Guidonia, 7 luglio 2026
Con l’attivazione della nuova stazione di Guidonia Montecelio si compie un ulteriore e significativo passo nel percorso di potenziamento dell’itinerario ferroviario Roma-Pescara. A meno di un anno dal completamento della Fase 1, è stata infatti portata a termine anche la Fase 2 del raddoppio della linea Lunghezza–Guidonia, confermando l’avanzamento concreto di un’opera strategica per il territorio.
Il risultato raggiunto è frutto di un percorso articolato che ha preso avvio dalla progettazione esecutiva, curata da FS Engineering per la componente Opere Civili, ed è proseguito con la fase realizzativa sotto la supervisione della Direzione Lavori, in costante sinergia con gli appaltatori dei contratti coinvolti.
La nuova infrastruttura rappresenta un tassello fondamentale nel processo di ammodernamento della rete ferroviaria e di valorizzazione della mobilità sostenibile nel centro Italia, dando continuità al raddoppio già realizzato nel tratto Tiburtina–Prenestina–Lunghezza e proseguendo fino alla nuova stazione di Guidonia. Da oggi il territorio può contare su una stazione moderna, accessibile e funzionale, dotata di un ampio parcheggio e progettata secondo elevati standard architettonici, in grado di rispondere alle esigenze di una città in crescita e dei numerosi viaggiatori che quotidianamente si spostano verso la Capitale e le aree limitrofe.
La stazione si compone di quattro binari di corsa elettrificati, serviti da marciapiedi attrezzati con pensiline e ascensori, e di due tronchini non elettrificati. Il Fabbricato Viaggiatori, vero punto di accesso alla nuova infrastruttura, è stato concepito secondo criteri di sostenibilità, qualità architettonica e comfort per l’utenza, includendo anche un’area destinata a servizio bar. A supporto dell’intermodalità, sono stati realizzati un ampio parcheggio per auto e bus e un articolato sistema di viabilità di accesso. Completa l’intervento un bacino di laminazione progettato per raccogliere, invasare, laminare e infine infiltrare in falda le portate meteoriche provenienti dalla piattaforma ferroviaria, dalle aree intercluse, dal parcheggio e da parte della viabilità di progetto.
Particolarmente rilevante anche la componente tecnologica dell’opera, che ha previsto l'attivazione dei nuovi sistemi di segnalamento e SCMT, l'adeguamento dell'ACC di Tivoli Terme, la remotizzazione degli apparati al DCO di Roma Termini e l'integrazione della nuova stazione nel sistema di Comando Centralizzato del Traffico della linea FL2 Roma Tiburtina-Marcellina Palombara.
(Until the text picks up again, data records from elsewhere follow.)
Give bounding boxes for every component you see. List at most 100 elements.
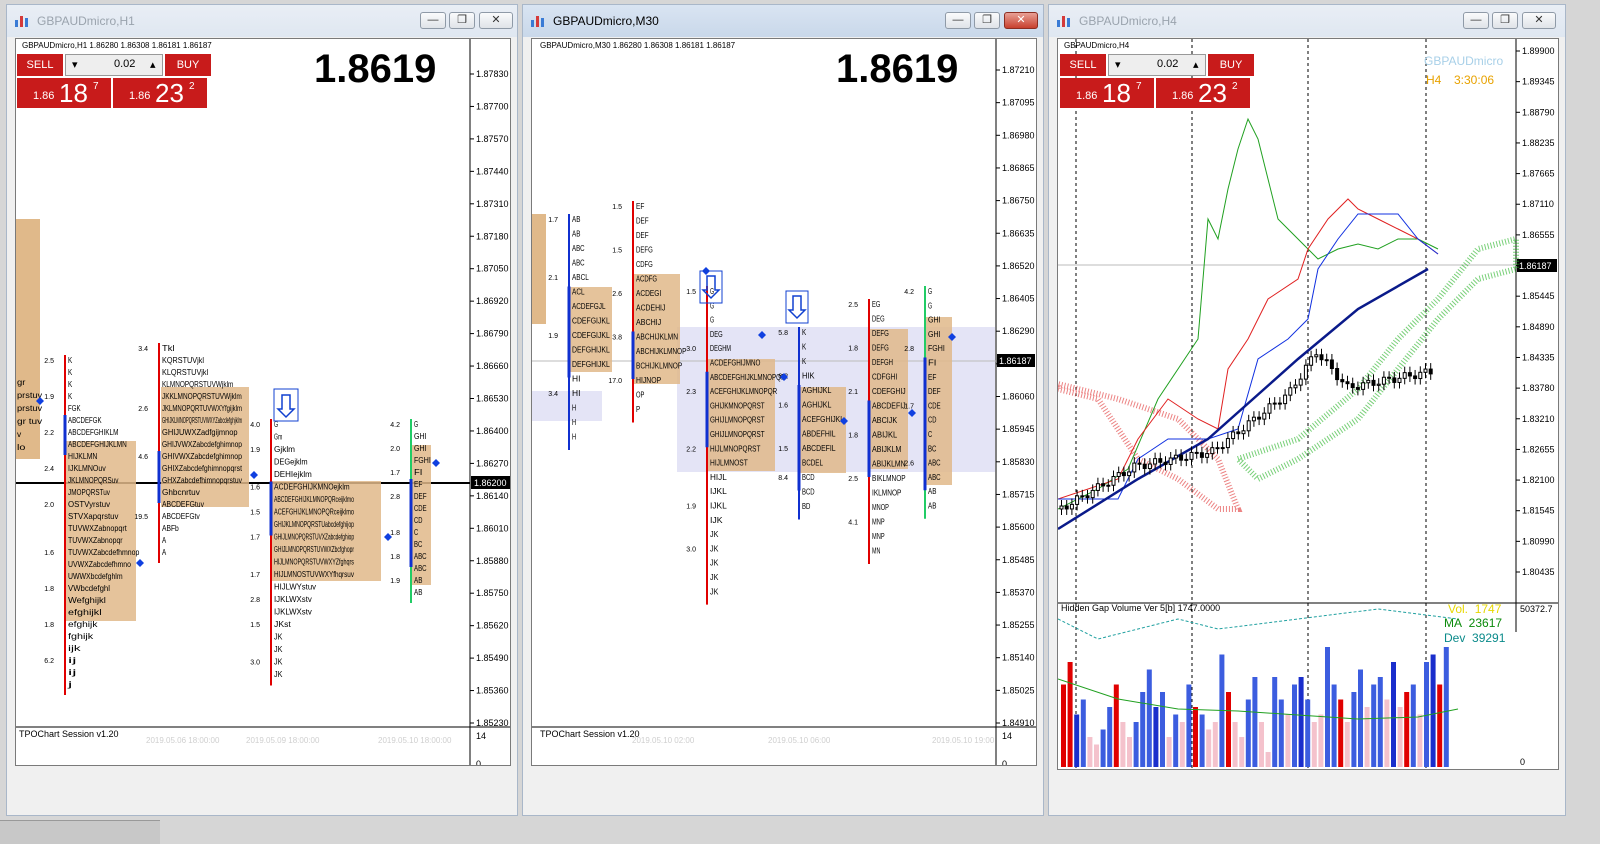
chart-window-h4[interactable]: GBPAUDmicro,H4 — ❐ ✕ 1.89900 1.89345 1.887… bbox=[1048, 4, 1566, 816]
window-titlebar[interactable]: GBPAUDmicro,H1 — ❐ ✕ bbox=[7, 5, 517, 37]
tpo-chart-m30: 1.87210 1.87095 1.86980 1.86865 1.86750 1.866… bbox=[532, 39, 1036, 765]
volume-bar bbox=[1430, 654, 1436, 767]
poc-marker bbox=[250, 471, 258, 479]
minimize-button[interactable]: — bbox=[1463, 12, 1489, 29]
current-price-tag-bg bbox=[1517, 259, 1557, 272]
dev-label-text: Dev bbox=[1444, 631, 1466, 645]
price-tick-label: 1.86290 bbox=[1002, 326, 1035, 336]
tpo-row: GHIJLMNOPQRST bbox=[710, 416, 765, 425]
tpo-row: ABCDEFGK bbox=[68, 416, 102, 425]
tpo-row: CD bbox=[928, 416, 937, 425]
chart-window-m30[interactable]: GBPAUDmicro,M30 — ❐ ✕ 1.87210 1.87095 1.86… bbox=[522, 4, 1044, 816]
candle-body bbox=[1413, 375, 1418, 380]
candle-body bbox=[1106, 484, 1111, 487]
lot-value[interactable]: 0.02 bbox=[114, 58, 136, 70]
window-titlebar[interactable]: GBPAUDmicro,M30 — ❐ ✕ bbox=[523, 5, 1043, 37]
candle-body bbox=[1407, 372, 1412, 377]
candle-body bbox=[1267, 403, 1272, 414]
candle-body bbox=[1205, 453, 1210, 458]
tpo-row: HIJLMNOPQRST bbox=[710, 444, 760, 453]
chevron-down-icon[interactable]: ▾ bbox=[1115, 59, 1121, 71]
price-tick-label: 1.86980 bbox=[1002, 130, 1035, 140]
sell-price-box[interactable]: 1.86 18 7 bbox=[17, 78, 111, 108]
price-tick-label: 1.85360 bbox=[476, 686, 509, 696]
tpo-row: JMOPQRSTuv bbox=[68, 488, 110, 497]
window-titlebar[interactable]: GBPAUDmicro,H4 — ❐ ✕ bbox=[1049, 5, 1565, 37]
sell-button[interactable]: SELL bbox=[1060, 54, 1106, 76]
sell-price-big: 18 bbox=[1102, 78, 1131, 108]
tpo-row: A bbox=[162, 548, 167, 557]
chart-area[interactable]: 1.89900 1.89345 1.88790 1.88235 1.87665 1.871… bbox=[1057, 38, 1559, 770]
tpo-row: TUVWXZabnopqrt bbox=[68, 524, 127, 533]
volume-bar bbox=[1212, 722, 1218, 767]
volume-bar bbox=[1166, 737, 1172, 767]
volume-bar bbox=[1338, 699, 1344, 767]
chevron-up-icon[interactable]: ▴ bbox=[150, 59, 156, 71]
tpo-row: GHIJLMNOPQRST bbox=[710, 430, 765, 439]
tpo-stat: 5.8 bbox=[778, 330, 788, 337]
minimize-button[interactable]: — bbox=[945, 12, 971, 29]
one-click-trading-panel[interactable]: SELL ▾ 0.02 ▴ BUY 1.86 18 7 1.86 23 2 bbox=[1060, 54, 1254, 108]
tpo-row: ij bbox=[68, 668, 77, 677]
close-button[interactable]: ✕ bbox=[479, 12, 513, 29]
restore-button[interactable]: ❐ bbox=[1492, 12, 1518, 29]
candle-body bbox=[1402, 372, 1407, 379]
lot-value[interactable]: 0.02 bbox=[1157, 58, 1179, 70]
volume-bar bbox=[1239, 737, 1245, 767]
chart-icon bbox=[531, 16, 544, 27]
close-button[interactable]: ✕ bbox=[1522, 12, 1556, 29]
sell-price-box[interactable]: 1.86 18 7 bbox=[1060, 78, 1154, 108]
chart-area[interactable]: 1.87830 1.87700 1.87570 1.87440 1.87310 1.871… bbox=[15, 38, 511, 766]
tpo-row: CDEFGHIJ bbox=[872, 387, 906, 396]
tpo-row: ACDEFGHIJKMNOejklm bbox=[274, 483, 350, 492]
tpo-row: ABC bbox=[572, 244, 585, 253]
buy-price-box[interactable]: 1.86 23 2 bbox=[1156, 78, 1250, 108]
price-tick-label: 1.87210 bbox=[1002, 65, 1035, 75]
tpo-profile-q2: EF DEF DEF DEFG CDFG ACDFG ACDEGI ACDEHIJ ABCHIJ… bbox=[608, 201, 686, 423]
buy-price-box[interactable]: 1.86 23 2 bbox=[113, 78, 207, 108]
tpo-row: HIK bbox=[802, 372, 815, 381]
price-tick-label: 1.84910 bbox=[1002, 718, 1035, 728]
candle-body bbox=[1345, 381, 1350, 385]
price-tick-label: 1.83210 bbox=[1522, 414, 1555, 424]
lot-size-field[interactable]: ▾ 0.02 ▴ bbox=[1108, 54, 1206, 76]
volume-bar bbox=[1377, 677, 1383, 767]
volume-bar bbox=[1259, 722, 1264, 767]
tpo-stat: 3.8 bbox=[612, 335, 622, 342]
tpo-row: K bbox=[68, 356, 73, 365]
kumo-bearish bbox=[1058, 380, 1243, 512]
candle-body bbox=[1075, 495, 1080, 505]
price-tick-label: 1.84890 bbox=[1522, 322, 1555, 332]
tpo-stat: 1.5 bbox=[250, 622, 260, 629]
lot-size-field[interactable]: ▾ 0.02 ▴ bbox=[65, 54, 163, 76]
buy-button[interactable]: BUY bbox=[165, 54, 211, 76]
price-tick-label: 1.86750 bbox=[1002, 196, 1035, 206]
restore-button[interactable]: ❐ bbox=[449, 12, 475, 29]
poc-marker bbox=[136, 559, 144, 567]
tpo-row: GHXZabcdefhimnopqrstuv bbox=[162, 476, 242, 485]
chevron-down-icon[interactable]: ▾ bbox=[72, 59, 78, 71]
chevron-up-icon[interactable]: ▴ bbox=[1193, 59, 1199, 71]
tpo-stat: 1.7 bbox=[390, 470, 400, 477]
candle-body bbox=[1147, 463, 1152, 470]
candle-body bbox=[1121, 472, 1126, 477]
candle-body bbox=[1184, 458, 1189, 461]
one-click-trading-panel[interactable]: SELL ▾ 0.02 ▴ BUY 1.86 18 7 1.86 23 2 bbox=[17, 54, 211, 108]
price-tick-label: 1.85880 bbox=[476, 556, 509, 566]
tpo-stat: 1.8 bbox=[390, 530, 400, 537]
price-tick-label: 1.88235 bbox=[1522, 138, 1555, 148]
window-title: GBPAUDmicro,H1 bbox=[37, 14, 135, 28]
candle-body bbox=[1423, 368, 1428, 373]
tpo-row: ACDEHIJ bbox=[636, 304, 665, 313]
poc-marker bbox=[908, 409, 916, 417]
close-button[interactable]: ✕ bbox=[1004, 12, 1038, 29]
minimize-button[interactable]: — bbox=[420, 12, 446, 29]
buy-button[interactable]: BUY bbox=[1208, 54, 1254, 76]
tpo-row: ABCDEFIJ bbox=[872, 402, 906, 411]
restore-button[interactable]: ❐ bbox=[974, 12, 1000, 29]
sell-button[interactable]: SELL bbox=[17, 54, 63, 76]
chart-window-h1[interactable]: GBPAUDmicro,H1 — ❐ ✕ 1.87830 1.87700 1.875… bbox=[6, 4, 518, 816]
volume-bar bbox=[1272, 677, 1278, 767]
chart-area[interactable]: 1.87210 1.87095 1.86980 1.86865 1.86750 1.866… bbox=[531, 38, 1037, 766]
taskbar-strip bbox=[0, 820, 160, 844]
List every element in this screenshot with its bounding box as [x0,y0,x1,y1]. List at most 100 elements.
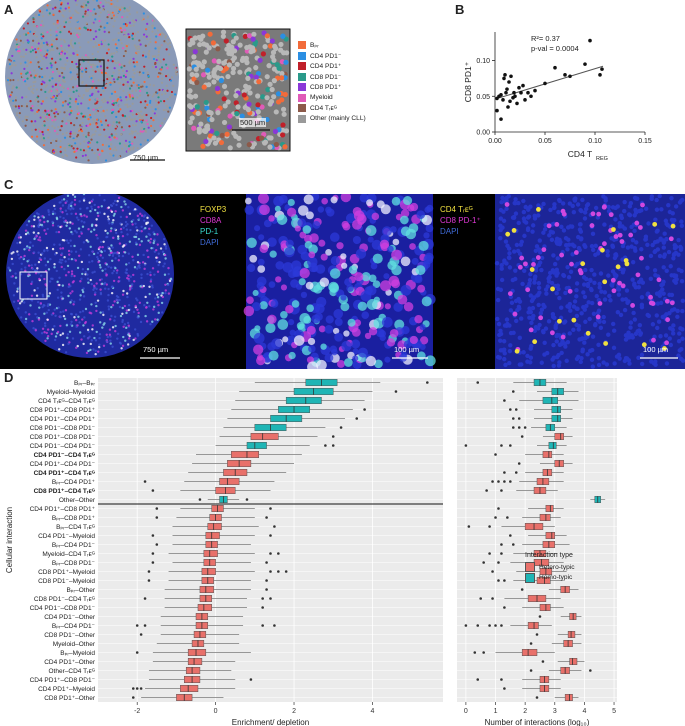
tissue-cell [117,97,120,101]
fluor-nucleus [610,243,615,248]
fluor-cell [118,298,121,302]
fluor-nucleus [508,343,513,348]
fluor-nucleus [507,360,512,366]
tissue-cell [66,59,69,63]
zoom-region-box [78,59,105,87]
fluor-zoom-cell [299,231,307,239]
fluor-cell [81,267,85,271]
row-label: CD4 PD1⁺–Other [44,659,96,666]
fluor-zoom-cell [380,204,391,215]
fluor-cell [125,268,128,272]
zoom-cell [259,135,265,141]
fluor-cell [101,269,104,272]
fluor-cell [108,222,111,225]
tissue-cell [131,19,135,22]
tissue-cell [113,136,116,139]
fluor-cell [118,305,122,309]
tissue-cell [125,98,128,101]
tissue-cell [34,80,37,83]
fluor-cell [153,273,156,276]
box [199,586,214,593]
fluor-zoom-cell [280,284,288,291]
fluor-nucleus [551,342,556,348]
tissue-cell [95,0,99,2]
fluor-nucleus [675,308,680,314]
row-label: Other–Other [59,497,96,504]
fluor-zoom-cell [379,239,390,250]
fluor-zoom-cell [316,359,327,369]
tissue-cell [70,96,73,99]
outlier-point [261,624,264,627]
fluor-cell [145,306,148,309]
fluor-cell [136,299,139,302]
fluor-nucleus [548,207,553,213]
fluor-cell [116,301,119,304]
fluor-cell [134,241,138,244]
fluor-cd8-cell [634,220,640,226]
tissue-cell [101,87,104,90]
outlier-point [135,624,139,627]
tissue-cell [137,83,140,87]
fluor-zoom-cell [268,350,279,361]
fluor-zoom-cell [424,252,434,262]
fluor-nucleus [630,277,635,282]
tissue-cell [52,22,55,25]
tissue-cell [59,38,63,41]
fluor-nucleus [578,208,583,213]
fluor-cell [81,225,85,228]
tissue-cell [146,71,149,74]
fluor-nucleus [627,212,633,218]
fluor-cell [83,214,86,217]
tissue-cell [91,66,94,69]
fluor-cell [98,194,101,197]
tissue-cell [143,65,146,68]
legend-entry: Bₚᵣ [298,40,366,51]
tissue-cell [112,14,116,17]
fluor-nucleus [613,252,618,257]
fluor-cell [63,317,67,321]
tissue-cell [8,58,11,61]
fluor-cell [41,327,45,330]
fluor-cell [149,323,152,326]
tissue-cell [122,114,125,117]
tissue-cell [7,77,10,80]
fluor-nucleus [495,297,501,303]
zoom-cell [282,91,288,98]
fluor-cell [61,204,65,207]
tissue-cell [56,26,60,29]
fluor-nucleus [582,242,587,248]
tissue-cell [144,68,147,71]
outlier-point [269,570,272,573]
fluor-cell [164,247,168,250]
tissue-cell [66,50,69,54]
fluor-zoom-cell [297,218,307,228]
fluor-cell [81,272,84,276]
fluor-cell [32,327,35,330]
left-x-axis-title: Enrichment/ depletion [232,718,309,726]
tissue-cell [69,54,73,57]
row-label: CD8 PD1⁺–CD8 PD1⁺ [30,407,96,414]
fluor-treg-cell [580,261,586,267]
fluor-cell [163,243,166,246]
fluor-cell [31,244,35,248]
fluor-cell [135,226,138,229]
tissue-cell [75,49,79,53]
fluor-zoom-cell [381,226,392,237]
fluor-nucleus [660,282,666,287]
tissue-cell [81,80,84,84]
tissue-cell [59,140,62,143]
row-label: CD8 PD1⁻–CD4 Tᵣᴇᴳ [34,596,96,603]
tissue-cell [120,99,123,102]
row-label: Bₚᵣ–CD8 PD1⁺ [52,515,96,522]
fluor-nucleus [599,289,604,294]
fluor-nucleus [531,313,536,319]
fluor-cd8-cell [617,280,622,286]
fluor-label: CD8A [200,216,222,225]
fluor-cell [100,205,103,208]
tissue-cell [42,144,46,147]
zoom-cell [283,59,289,65]
tissue-cell [134,130,137,133]
tissue-cell [146,94,150,97]
fluor-nucleus [664,268,669,274]
fluor-cell [53,207,57,211]
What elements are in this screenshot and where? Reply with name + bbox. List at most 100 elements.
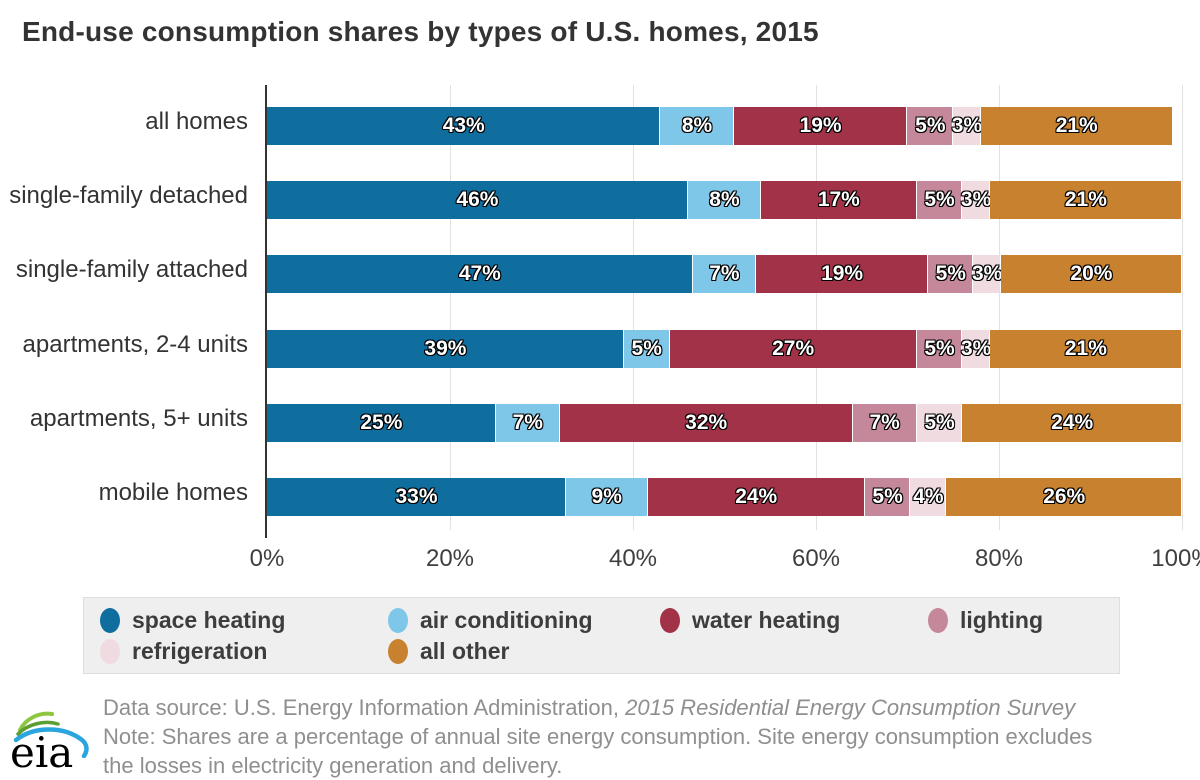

L'intervento ha inoltre incluso il potenziamento delle infrastrutture trasmissive in fibra ottica e l'aggiornamento del sistema DOTE.L’entrata in esercizio dei nuovi sistemi ha consentito il completamento degli interventi di armamento, trazione elettrica e sicurezza necessari alla dismissione della precedente stazione di Guidonia Montecelio e alla sua riconfigurazione come piena linea ferroviaria.
Per la comunità di Guidonia Montecelio, l’attivazione della nuova stazione segna l’ingresso in una dimensione infrastrutturale più evoluta: spazi pensati per migliorare l’esperienza del viaggiatore, maggiore accessibilità, tecnologie avanzate per l’informazione al pubblico, elevati standard di sicurezza e una più efficace integrazione con il tessuto urbano circostante.
La nuova stazione di Guidonia Montecelio non rappresenta soltanto il completamento di una fase progettuale, ma un segnale concreto di attenzione verso il territorio e verso le esigenze quotidiane di cittadini e viaggiatori. Un’infrastruttura pensata per accompagnare la crescita della mobilità regionale, migliorare la qualità degli spostamenti e contribuire alla costruzione di una rete ferroviaria sempre più moderna, efficiente e sostenibile.
Oltre ai benefici in termini di mobilità, la nuova stazione di Guidonia Montecelio ha rappresentato un’importante occasione di approfondimento della conoscenza storica del territorio, portando alla luce significative testimonianze archeologiche che hanno arricchito il quadro conoscitivo dell’area.
Nell’ambito dei lavori, le attività di assistenza archeologica svolte in costante coordinamento con la Soprintendenza Archeologia, Belle Arti e Paesaggio per l’Area Metropolitana di Roma e la Provincia di Rieti hanno consentito di recuperare e documentare importanti evidenze della storia locale. Tra queste figurano resti di antichi tracciati viari, impianti produttivi, opere agricole, cave di travertino, necropoli e sepolture, oltre a una porzione di banco di travertino caratterizzata dalla presenza di impronte animali risalenti alla fine del Pleistocene Superiore, della quale è stato realizzato un calco oggi esposto all’interno della stazione.